Hastanede geçirdiği her gün o beyaz duvara dönüp Dostoyevski’nin, genç hanımına roman dikte ettirmesi gibi geçmişi anımsıyordu. Kendince böyle bir oyun kurdu onkoloji servisinin yalnızlığıyla doldurduğu küçük odasında. Zihninden cümleler akıyordu peş peşe.

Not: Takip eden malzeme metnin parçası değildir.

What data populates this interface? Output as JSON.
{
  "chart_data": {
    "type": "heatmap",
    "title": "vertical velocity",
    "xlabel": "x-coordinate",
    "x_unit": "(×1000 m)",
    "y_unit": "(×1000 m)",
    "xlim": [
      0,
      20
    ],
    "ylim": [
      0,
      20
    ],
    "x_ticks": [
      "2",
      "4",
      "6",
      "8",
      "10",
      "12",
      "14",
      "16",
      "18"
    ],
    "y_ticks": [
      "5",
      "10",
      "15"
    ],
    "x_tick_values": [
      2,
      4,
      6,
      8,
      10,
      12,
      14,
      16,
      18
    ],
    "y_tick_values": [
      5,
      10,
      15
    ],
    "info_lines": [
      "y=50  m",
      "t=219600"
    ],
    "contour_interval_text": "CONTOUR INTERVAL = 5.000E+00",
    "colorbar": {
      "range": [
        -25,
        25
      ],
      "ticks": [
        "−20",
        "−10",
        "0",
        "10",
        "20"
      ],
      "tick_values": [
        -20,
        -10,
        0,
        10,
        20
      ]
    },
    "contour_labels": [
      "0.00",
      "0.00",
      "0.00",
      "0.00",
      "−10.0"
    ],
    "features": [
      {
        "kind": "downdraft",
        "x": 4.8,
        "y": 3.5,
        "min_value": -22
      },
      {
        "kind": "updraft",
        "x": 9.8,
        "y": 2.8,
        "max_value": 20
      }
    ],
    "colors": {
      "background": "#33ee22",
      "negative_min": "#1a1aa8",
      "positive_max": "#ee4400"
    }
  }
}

“Aydın da nerede kaldı? Bu saatte çoktan gelmesi gerekirdi. En iyisi duvar tarafına dönmek. Son günlerde zorlanıyorum kendi başıma yönümü değiştirmekte. Radyoterapiden sonra bir de kemoterapi… İyice güçsüz kaldım. En azından tıraş derdinden kurtuldum ama değil mi? İşte oldu. Duvar bembeyaz… Daha önce fark etmediğim bir kabartı var boyanın altında. Dur bakayım, bir kadın kafası sanki… Hayır hayır kadın değil… Genç bir kız bu daha çok… Burnuma bir koku geliyor. Evet… Onun kokusu bu. Hem de yanağının… İçime çekiyorum kokuyu. Bu aralar sık sık aklıma geliyor. Yeşil gözlü, sarı saçlı… Her ergenin gece yatağına girdiğinde hayal ettiği gibi bir güzellik… Meğer Şirket Evleri’nde oturuyormuş. Ortaokul yolu üstünde… Sırf beni sevdiği için devrimci oldu kız. Oldu ya hiç anlamıyordu bizim konuştuklarımızdan. Başlangıçta denedi biraz başka kızların yanında. Özellikle de Elmas’ın yanında… Elmas’ı rakip gördü kendine demek. Emek… İşçi sınıfı… Ekmek kavgası diyecek oldu ona. Elmas, sıkı devrimci… Sazı eline alınca bırakır mı? “Komünist manifestoda proletaryanın…” diye başlayınca oracıkta kabul ettirdi Yonca’ya kendisini. Yonca daha cümle bitmeden çevirmişti kafasını. Hem ben Yonca’yı devrimci olduğu için sevmedim ki… Yonca bunu çok geç anladı sanıyordum. Meğer akıllı kızmış kendince. İkide bir sorardı bana…

-Her şey mi ? 

- Evet… Her şey… Yârin yanağından gayrı… 

O ne demek?

Onu bir kış günü çarşıdaki o büyük çatışmada gördüm ilk. Bacağımdan yaralandığım çatışmada… Ne kadar da korkmuştu. Onu kurtarmak için yaralandığımı görünce beni bırakmadı örgütün bizim mahallenin üstündeki evine kadar. Akşam gecikince babasından bir ton azar işittiğini söylemişti daha sonra. Yalan söylemiş babasına. “Çarşıda çatışmanın ortasında kaldım. Beni kurtaran çocuk, yaralandı.” diyememiş. Evden kaçabildiği kadar gelirdi bizim çocuklarla kiraladığımız eve.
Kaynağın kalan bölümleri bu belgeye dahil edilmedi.